In response to the key questions of this work, (1) three source types (land use) and five spatial sources (subcatchments) could be reliably discriminated based on spectral fingerprints. The artificial mixture experiment revealed that while (2) laboratory parameters permitted source contribution assessment, (3) the use of in situ derived information was insufficient. Apparently, high discrimination accuracy does not necessarily imply good quantification results. When applied to suspended sediment samples of the catchment outlet, the spectral fingerprinting approach was able to (4) quantify the major sediment sources: badlands and the Villacarli subcatchment, respectively, were identified as main contributors, which is consistent with field observations and previous studies. Thereby, source contribution was found to vary both, within and between individual flood events. Also sediment flux was found to vary considerably, annually as well as seasonally and on flood event base. Storage was confirmed to play an important role in the sediment dynamics of the studied catchment, whereas floods with lower total sediment yield tend to deposit and floods with higher yield rather remove material from the channel bed. Finally, a comparison of flux measurements with fingerprinting results highlighted the fact that (5) immediate transport from sources to the catchment outlet cannot be assumed. A combination of the two methods revealed different aspects of sediment dynamics that none of the techniques could have uncovered individually.

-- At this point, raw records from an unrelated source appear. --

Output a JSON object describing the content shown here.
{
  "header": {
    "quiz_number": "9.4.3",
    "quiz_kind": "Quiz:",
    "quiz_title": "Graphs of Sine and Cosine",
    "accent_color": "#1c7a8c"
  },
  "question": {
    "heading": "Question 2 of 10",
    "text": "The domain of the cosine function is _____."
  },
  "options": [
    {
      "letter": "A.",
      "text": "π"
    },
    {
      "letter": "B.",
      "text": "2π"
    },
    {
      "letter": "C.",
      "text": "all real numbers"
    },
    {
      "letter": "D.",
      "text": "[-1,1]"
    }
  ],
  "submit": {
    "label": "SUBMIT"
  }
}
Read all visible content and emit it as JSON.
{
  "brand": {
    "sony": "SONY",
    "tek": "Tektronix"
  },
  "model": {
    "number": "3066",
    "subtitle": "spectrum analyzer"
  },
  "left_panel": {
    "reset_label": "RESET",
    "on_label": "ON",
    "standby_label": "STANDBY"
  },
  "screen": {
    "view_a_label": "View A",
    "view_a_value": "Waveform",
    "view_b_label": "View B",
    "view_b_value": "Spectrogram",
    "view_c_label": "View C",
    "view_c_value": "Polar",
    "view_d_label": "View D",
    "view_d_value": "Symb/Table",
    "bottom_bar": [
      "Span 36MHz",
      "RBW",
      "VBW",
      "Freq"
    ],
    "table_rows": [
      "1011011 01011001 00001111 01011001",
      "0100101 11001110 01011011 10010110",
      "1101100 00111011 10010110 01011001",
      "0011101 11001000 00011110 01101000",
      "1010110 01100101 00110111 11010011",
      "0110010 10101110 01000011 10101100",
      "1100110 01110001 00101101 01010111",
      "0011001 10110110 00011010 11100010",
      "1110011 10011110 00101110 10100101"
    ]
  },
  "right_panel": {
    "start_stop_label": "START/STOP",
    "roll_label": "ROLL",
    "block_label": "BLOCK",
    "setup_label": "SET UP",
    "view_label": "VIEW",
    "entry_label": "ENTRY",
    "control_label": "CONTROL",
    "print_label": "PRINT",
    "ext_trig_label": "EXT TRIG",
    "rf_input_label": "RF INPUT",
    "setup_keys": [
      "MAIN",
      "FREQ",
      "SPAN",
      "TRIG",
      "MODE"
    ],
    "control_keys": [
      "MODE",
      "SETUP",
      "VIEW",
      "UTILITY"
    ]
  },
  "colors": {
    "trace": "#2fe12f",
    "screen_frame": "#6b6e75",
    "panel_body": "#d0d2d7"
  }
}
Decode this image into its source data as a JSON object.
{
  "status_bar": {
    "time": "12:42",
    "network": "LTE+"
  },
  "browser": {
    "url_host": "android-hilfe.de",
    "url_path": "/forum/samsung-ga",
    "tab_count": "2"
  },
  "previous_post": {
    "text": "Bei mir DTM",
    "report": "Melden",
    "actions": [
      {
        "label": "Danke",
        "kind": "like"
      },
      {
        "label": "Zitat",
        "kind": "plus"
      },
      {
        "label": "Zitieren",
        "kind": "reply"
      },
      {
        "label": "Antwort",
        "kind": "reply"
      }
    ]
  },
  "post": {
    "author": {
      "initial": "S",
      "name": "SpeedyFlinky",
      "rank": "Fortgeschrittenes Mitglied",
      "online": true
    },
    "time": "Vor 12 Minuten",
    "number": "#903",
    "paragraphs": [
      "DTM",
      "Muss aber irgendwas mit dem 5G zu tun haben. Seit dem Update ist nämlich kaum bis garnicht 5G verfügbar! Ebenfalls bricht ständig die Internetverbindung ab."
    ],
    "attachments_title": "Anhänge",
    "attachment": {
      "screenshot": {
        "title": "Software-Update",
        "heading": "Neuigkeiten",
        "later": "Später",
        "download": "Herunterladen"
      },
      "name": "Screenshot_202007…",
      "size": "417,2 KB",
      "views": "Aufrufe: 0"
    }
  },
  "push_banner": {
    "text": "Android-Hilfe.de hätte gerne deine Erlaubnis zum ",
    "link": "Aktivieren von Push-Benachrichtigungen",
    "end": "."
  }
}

In summary, spectral properties provide a fast, non-destructive, and cost-efficient means to discriminate and quantify sediment sources, whereas, unfortunately, straight-forward in situ collected source information is insufficient for the approach. Mixture modelling using artificial mixtures permits valuable insights into the capabilities and limitations of the method and similar experiments are strongly recommended to be performed in the future. Furthermore, a combination of techniques such as e.g. (spectral) sediment fingerprinting and sediment flux monitoring can provide comprehensive understanding of sediment dynamics.